Absolutely. Dr. Furlan has seen lifelong chronic pain sufferers reclaim their lives—not with a single magic fix, but by gradually rewiring their nervous systems, addressing underlying stress, and re-engaging with life.
For some, this means learning to trust movement again. For others, it’s learning to process past traumas. For many, it’s simply understanding pain differently—not as a terrifying signal of damage, but as something that can be nudged, managed, and ultimately turned down.

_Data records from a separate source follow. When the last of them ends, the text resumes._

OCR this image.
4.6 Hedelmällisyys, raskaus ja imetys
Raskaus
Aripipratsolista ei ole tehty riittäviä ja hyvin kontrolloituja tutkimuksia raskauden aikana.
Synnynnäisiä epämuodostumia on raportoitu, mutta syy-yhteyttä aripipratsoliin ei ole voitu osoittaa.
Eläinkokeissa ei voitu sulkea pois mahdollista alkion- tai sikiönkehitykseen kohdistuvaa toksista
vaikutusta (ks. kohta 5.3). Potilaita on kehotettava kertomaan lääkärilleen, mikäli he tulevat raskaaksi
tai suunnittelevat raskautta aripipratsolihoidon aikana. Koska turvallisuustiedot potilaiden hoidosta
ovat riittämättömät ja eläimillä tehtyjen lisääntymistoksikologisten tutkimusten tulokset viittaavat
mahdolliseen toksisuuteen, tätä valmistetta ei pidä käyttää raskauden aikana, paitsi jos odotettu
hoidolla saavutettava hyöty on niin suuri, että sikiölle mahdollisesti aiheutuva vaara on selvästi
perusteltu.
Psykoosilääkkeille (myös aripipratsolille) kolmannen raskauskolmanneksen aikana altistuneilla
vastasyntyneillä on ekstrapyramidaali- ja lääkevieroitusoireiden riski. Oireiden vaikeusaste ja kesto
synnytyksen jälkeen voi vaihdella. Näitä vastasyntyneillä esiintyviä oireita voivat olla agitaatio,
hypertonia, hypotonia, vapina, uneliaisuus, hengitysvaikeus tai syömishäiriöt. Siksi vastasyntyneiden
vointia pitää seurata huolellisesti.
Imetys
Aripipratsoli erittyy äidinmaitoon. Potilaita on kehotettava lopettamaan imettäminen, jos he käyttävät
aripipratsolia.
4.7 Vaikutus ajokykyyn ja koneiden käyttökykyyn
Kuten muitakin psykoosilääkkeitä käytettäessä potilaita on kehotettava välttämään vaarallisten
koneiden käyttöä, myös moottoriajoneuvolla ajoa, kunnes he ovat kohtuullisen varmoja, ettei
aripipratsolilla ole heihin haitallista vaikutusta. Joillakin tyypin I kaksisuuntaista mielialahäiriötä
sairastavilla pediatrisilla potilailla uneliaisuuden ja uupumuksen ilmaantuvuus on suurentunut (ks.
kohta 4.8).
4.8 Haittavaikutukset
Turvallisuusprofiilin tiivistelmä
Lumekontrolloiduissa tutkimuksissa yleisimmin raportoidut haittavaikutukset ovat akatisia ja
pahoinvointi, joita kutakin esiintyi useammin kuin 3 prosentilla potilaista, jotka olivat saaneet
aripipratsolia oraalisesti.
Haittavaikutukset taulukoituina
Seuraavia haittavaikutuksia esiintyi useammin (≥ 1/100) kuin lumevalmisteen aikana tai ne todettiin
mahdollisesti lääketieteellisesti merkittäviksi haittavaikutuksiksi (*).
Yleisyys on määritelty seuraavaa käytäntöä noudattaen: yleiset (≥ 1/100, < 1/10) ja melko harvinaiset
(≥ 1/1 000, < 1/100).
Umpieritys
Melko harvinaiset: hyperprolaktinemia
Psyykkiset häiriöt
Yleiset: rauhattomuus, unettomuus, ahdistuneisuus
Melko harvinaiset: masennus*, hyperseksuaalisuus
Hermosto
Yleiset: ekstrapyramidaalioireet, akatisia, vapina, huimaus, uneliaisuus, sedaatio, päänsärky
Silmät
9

My Takeaway? I’m Taking a Walk.
After this conversation, I did what any sensible person would do: I went for a mindful walk. No phone, no podcasts, no email checking—just walking, breathing, noticing. And you know what? My neck pain actually felt better.
Coincidence? Maybe.
But I think Dr. Furlan is onto something.
So, if you’re someone who’s been carrying around nagging pain, consider this: maybe your body isn’t just broken. Maybe it’s trying to tell you something.
And maybe, just maybe, the way out of chronic pain isn’t in a bottle, but in the way we move, breathe, eat, and think.
So go ahead—breathe, stretch, walk a little. Your brain might just thank you.